Cuando un grupo de amigos no enrolados en ningún equipo, se reúnen
para jugar, tiene lugar una emocionante ceremonia destinada a establecer
quiénes integrarán los dos bandos.
Generalmente dos jugadores se enfrentan en un sorteo o
pisada y luego cada uno de ellos elige alternadamente a cada uno de sus
compañeros.
Se supone que los más diestros serán elegidos en los
primeros turnos, quedando para el final los troncos.
Pocos han reparado en el contenido dramático de estos
lances. El hombre que está esperando ser elegido vive una situación que rara
vez se da en la vida: sabrá de un modo brutal y exacto en qué medida lo aceptan
o lo rechazan. Sin eufemismos, conocerá su verdadera posición en el grupo. A lo
largo de los años, muchos futbolistas advierten su decadencia, conforme su
elección sea cada vez más demorada.
Manuel Mandeb, que casi siempre oficiaba de elector, observó
que sus decisiones no siempre recaían sobre los más hábiles. En un principio se
creyó poseedor de vaya a saber qué sutilezas de orden técnico, que le hacían
preferir compañeros que reunían… ciertas cualidades.
Pero un día comprendió que lo que en verdad deseaba, era
jugar con sus amigos más queridos. Por eso elegía siempre a los que estaban más
cerca de su corazón, aunque no fueran los más capaces.

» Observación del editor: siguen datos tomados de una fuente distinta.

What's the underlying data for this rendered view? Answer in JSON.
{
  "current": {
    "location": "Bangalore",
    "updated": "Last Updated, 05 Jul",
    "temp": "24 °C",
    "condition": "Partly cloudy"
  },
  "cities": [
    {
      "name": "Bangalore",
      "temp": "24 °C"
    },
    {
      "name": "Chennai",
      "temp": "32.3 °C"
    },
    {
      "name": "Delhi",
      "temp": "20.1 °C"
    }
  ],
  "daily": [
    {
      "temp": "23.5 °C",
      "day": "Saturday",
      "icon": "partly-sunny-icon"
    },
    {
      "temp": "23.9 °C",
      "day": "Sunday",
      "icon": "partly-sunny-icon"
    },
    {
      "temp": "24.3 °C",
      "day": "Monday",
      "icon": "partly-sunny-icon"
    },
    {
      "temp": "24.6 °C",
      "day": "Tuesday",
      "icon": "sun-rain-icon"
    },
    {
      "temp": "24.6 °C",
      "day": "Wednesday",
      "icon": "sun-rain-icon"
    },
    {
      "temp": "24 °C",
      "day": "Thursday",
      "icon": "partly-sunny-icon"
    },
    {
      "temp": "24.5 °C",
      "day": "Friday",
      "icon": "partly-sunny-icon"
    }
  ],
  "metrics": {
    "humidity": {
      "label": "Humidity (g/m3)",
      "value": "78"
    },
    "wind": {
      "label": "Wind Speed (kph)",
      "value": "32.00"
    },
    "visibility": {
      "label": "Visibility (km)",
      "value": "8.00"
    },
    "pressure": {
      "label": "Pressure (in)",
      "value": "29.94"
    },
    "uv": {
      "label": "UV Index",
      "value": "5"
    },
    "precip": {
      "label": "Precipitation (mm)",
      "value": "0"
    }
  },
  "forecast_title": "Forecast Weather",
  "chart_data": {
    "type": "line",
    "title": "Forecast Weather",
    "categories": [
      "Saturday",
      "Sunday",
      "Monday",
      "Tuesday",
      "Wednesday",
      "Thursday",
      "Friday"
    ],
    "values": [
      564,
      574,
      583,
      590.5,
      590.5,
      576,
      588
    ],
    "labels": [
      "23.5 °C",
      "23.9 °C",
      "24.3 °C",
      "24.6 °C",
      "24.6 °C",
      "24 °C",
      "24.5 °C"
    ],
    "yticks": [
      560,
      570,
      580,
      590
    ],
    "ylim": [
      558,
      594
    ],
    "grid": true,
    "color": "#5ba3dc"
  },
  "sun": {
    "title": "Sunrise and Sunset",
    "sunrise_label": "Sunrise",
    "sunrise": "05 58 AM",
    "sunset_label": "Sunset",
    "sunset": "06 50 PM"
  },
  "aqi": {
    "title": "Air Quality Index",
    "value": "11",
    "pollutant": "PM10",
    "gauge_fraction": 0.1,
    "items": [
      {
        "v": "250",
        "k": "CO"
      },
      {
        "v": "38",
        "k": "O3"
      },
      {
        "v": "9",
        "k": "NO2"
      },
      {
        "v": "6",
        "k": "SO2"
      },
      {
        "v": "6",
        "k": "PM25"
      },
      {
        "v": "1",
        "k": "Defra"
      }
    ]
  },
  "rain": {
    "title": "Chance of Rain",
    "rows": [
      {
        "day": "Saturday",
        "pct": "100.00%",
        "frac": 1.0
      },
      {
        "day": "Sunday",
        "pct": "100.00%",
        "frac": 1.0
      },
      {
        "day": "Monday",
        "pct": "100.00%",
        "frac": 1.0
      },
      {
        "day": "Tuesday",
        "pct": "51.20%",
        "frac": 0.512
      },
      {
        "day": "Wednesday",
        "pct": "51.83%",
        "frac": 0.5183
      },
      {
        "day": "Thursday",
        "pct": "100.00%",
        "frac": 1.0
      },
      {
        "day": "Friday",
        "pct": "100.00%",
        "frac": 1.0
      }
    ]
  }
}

El criterio de Mandeb parece apenas sentimental, pero es
también estratégico: uno juega mejor con sus amigos. Ellos serán generosos, lo
ayudarán, lo comprenderán, lo alentarán y lo perdonarán.
Un equipo de hombres (y mujeres) que se respetan y se
quieren es invencible. Y si no lo es, más vale compartir la derrota con los
amigos, que la victoria con los extraños o los indeseables.